同修認識到,在高層次中,一個生命的一切包括生命本身都是他的主給他的,所以他對他的主只有無條件的服從,這才是一個生命正常的狀態。他曾打了個比方,說如果一個佛想喝水,於是一動念造了一個杯子,那麼這個杯子的使命就是給佛喝水用的;如果有一天它說它不想給佛喝水了,而想幹別的,那它就偏離了它的本性了,就變異了,就開始走向敗壞了。

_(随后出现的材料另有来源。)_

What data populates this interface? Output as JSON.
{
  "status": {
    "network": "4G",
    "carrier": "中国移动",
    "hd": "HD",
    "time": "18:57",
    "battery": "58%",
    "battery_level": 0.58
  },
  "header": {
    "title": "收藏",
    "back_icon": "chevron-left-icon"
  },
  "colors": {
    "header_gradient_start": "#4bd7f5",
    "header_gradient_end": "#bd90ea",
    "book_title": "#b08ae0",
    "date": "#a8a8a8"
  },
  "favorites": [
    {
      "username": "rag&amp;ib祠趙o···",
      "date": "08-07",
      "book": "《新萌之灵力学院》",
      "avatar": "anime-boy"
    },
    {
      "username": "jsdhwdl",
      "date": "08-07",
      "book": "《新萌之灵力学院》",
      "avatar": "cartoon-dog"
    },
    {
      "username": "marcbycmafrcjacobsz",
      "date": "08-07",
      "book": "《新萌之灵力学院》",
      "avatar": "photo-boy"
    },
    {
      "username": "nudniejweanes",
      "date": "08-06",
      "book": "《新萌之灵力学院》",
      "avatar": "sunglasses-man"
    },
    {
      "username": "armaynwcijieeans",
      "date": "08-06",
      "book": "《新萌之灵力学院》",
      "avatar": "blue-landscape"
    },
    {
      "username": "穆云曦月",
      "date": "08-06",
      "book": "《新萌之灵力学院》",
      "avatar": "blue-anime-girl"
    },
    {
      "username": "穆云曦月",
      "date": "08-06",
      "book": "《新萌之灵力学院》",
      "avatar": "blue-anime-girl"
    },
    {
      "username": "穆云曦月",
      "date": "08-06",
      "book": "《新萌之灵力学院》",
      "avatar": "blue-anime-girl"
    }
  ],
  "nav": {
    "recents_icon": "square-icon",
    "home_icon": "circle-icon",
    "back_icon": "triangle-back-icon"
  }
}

我記的在古代儒家典籍中有這麼一個命題:天命即為性。也就是說一個生命的本性就是上天對他的命令。作為我們來講,師父和大法所賦予我們的使命就是我們的先天本性,我們必須盡自己最大的努力去完成。「孝當竭力,忠則盡命」,如果我們想要做到對師父、對大法盡忠,就必須做到能放下對生死的執著。
他特別強調要能放的下生死,時時刻刻都能放的下,他說在環境極其邪惡的兩年中,他和同修幾乎天天都在談放下生死。我也深有同感,因為自己也曾經歷過一些生死關,當時把心一橫就過來了,所以頗有些沾沾自喜,覺的自己已經能放的下生死了,但後來再遇到一些魔難時,卻發覺在頭腦中充斥著各種人心、雜念,邪惡又加強的情況下,一時的放下生死已無法過關了。再往後又經歷了一些更為邪惡的考驗時,突然明白了這樣一個道理:慷慨捐生易,從容赴死難!坦然放下生死才是真正的放下生死,不僅要能坦然放下這個人體,而且各種人心都得很淡很淡才行。

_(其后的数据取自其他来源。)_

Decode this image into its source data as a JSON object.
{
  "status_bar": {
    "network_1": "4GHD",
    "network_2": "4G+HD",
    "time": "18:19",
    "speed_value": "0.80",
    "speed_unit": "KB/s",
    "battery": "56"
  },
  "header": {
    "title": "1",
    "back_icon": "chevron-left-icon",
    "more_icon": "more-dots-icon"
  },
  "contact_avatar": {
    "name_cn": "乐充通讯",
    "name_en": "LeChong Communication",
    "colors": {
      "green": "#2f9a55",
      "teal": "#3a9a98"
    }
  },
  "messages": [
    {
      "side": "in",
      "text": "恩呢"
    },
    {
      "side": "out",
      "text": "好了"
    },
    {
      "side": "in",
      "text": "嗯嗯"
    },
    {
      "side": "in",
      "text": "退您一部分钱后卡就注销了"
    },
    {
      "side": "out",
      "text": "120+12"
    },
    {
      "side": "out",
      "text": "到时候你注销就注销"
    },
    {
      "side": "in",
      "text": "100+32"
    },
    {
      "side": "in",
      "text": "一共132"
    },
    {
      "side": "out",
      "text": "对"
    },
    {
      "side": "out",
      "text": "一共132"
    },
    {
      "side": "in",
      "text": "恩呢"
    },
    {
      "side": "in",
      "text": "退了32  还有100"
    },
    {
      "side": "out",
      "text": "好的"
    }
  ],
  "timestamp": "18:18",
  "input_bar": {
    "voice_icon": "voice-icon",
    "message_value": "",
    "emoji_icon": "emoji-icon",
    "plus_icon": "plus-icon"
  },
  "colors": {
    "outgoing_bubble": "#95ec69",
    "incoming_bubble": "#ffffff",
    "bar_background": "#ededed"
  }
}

大陸曾有一些觀點認為岳飛的忠是愚忠,我覺的這是邪惡的黨文化變異了人的思想所致。在階級鬥爭、暴力專政的紅色恐怖下,為了保全自己,兒女與父母劃清界限,妻子揭發丈夫,朋友之間落井下石,背叛取代了忠誠,出賣取代了道義。最後人的思想變異到把忠誠信義看作是傻、愚蠢,狡猾奸詐則成了聰明,背叛與出賣是覺悟高。這樣的生命是敗壞的、變異的,抱這樣價值觀的人太多了,社會就完了。覆巢之下,豈有完卵?